ILDASM is only able to show an assembly expressed in Intermediate Language. It isn’t smart enough to walk that IL backwards to produce the AVR that created the IL. As an aside, it’s interesting to note that for as much gobbledygoop as seems to be presented with the IL rendering, a gifted IL coder can read that code as well as you or I can read AVR code. I can remember many times in the early days of .NET when one of our R&D members would spin up ILDASM to examine the IL that the AVR compiler produced. Those brainiacs can read, and make sense out of, IL in their sleep!

Because ILDASM’s feature set is limited, many alternatives have surfaced over the years. The granddaddy of them all is a product called Reflector. Lutz Roeder wrote Reflector many years ago and it was a free download. Redgate acquired Reflector two or three years ago and despite initial promises that it would continue to be freely distributed, now charges for it. .NET developers didn’t take kindly to this capitalistic move and the result is that there are now several freely available alternatives to Reflector. These include ILSpy and dotPeek, but there are many others.

Here is a screen shot of dotPeek showing the contents of an AVR assembly. Down the left-hand side is a listing of all of the classes and their members in the assembly and on the right is the C# source code. dotPeek disassembled the underlying IL into this C#.

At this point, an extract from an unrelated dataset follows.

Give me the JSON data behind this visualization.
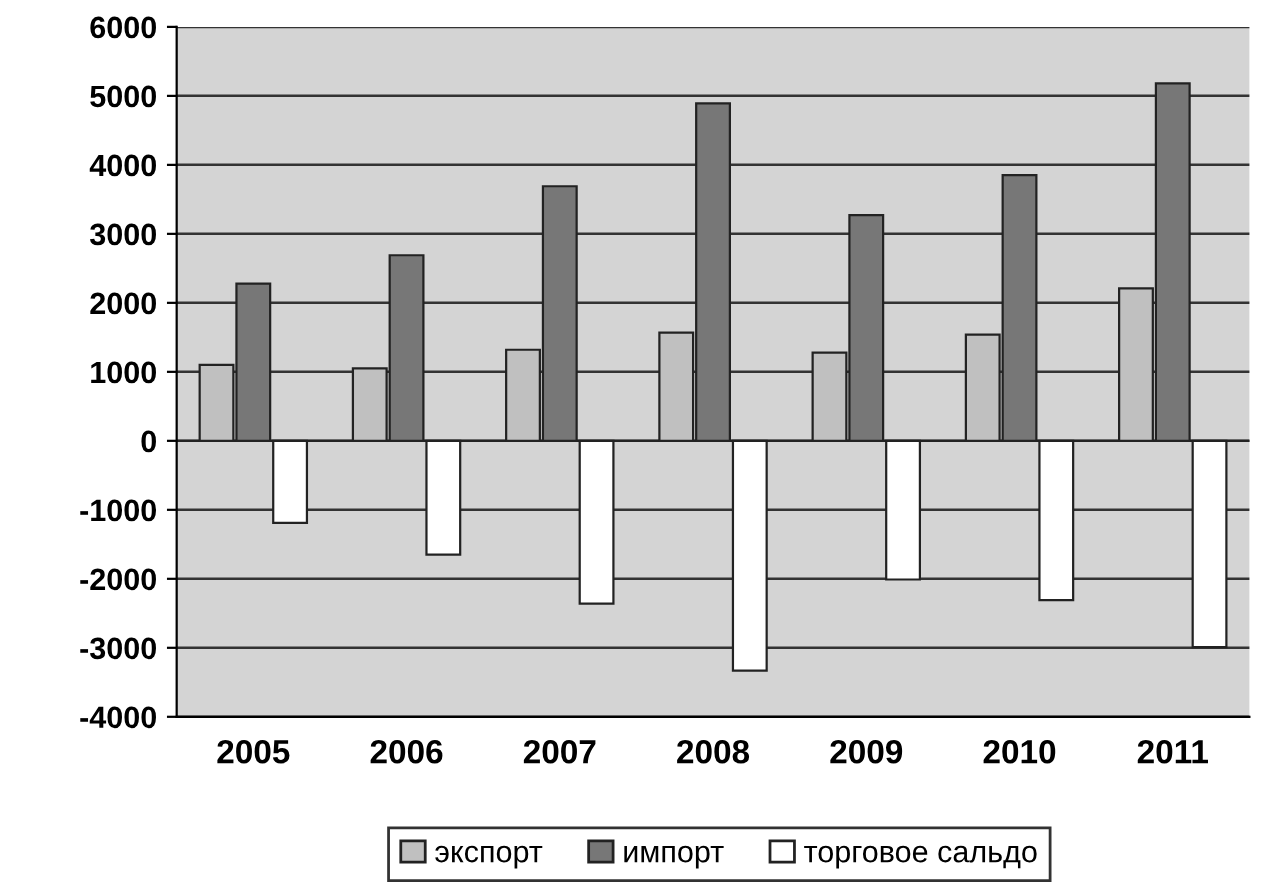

The full source for the dotPeek-generated C# version of the HasMoreRowsForward() function is shown below. The disassembler included with .NET, ILDASM, isn’t as capable as free, third-party alternatives and doesn’t produce C# like this. The original four-line AVR function grew more than four times its original size when expressed in C#. When AVR’s compiler produces the MSIL, it has RPG-like abstractions built into it. The SETLL operation in AVR, which only requires one line of code, needs about five or six lines of C# to do the same thing. So, if you’re desperate and need to get the C# source for the HasMoreRowsForward() function, as shown below, you can indeed do that with a third-party disassembler. But now you have the challenge of translating that C# back into AVR.

Wait! My competitors can read my source?!

Well, sorta. They can’t decompile a .NET assembly to AVR, but they can decompile it to C# pretty easily. This exposure has given rise to a category of products called “obfuscators.” Visual Studio includes the community version of Dotfuscator, a third-party obfuscator. Here is a handy article explaining its use. An obfuscator obscures the intent of your assemblies by removing all meaningful names in the code. Thus, the code can still be decompiled, but it’s much harder to infer much meaning of the decompiled code. If you distribute code and want to minimize the possibility of your source being stolen or otherwise used inappropriately, consider using obfuscator on your assemblies before deployment.  Java and any other language that compiles to an intermediate language all suffer from this exposure.

A good disassembler/assembly browser is a great tool to have in your .NET toolbox. You can use it to confirm version dependencies, prove the visibility of members in a class, examine compiler-generated code, and better understand inheritance hierarchies. I’ve used a disassembler several times to prove that  a member isn’t public–contrary to the programmer’s insistence otherwise. As you can see by the source code produced, unless you are very desperate, that source isn’t going to be good for much.

Stanley suggested in his comments that ASNA should provide a decompiler. The limited appeal of such a feature well as the effort such a feature would require (not to mention the contingent liability of it all), conspire to keep that feature from our AVR roadmap. The bottom line for you: make good backups and please, please, consider backing up you code periodically and using a version control system!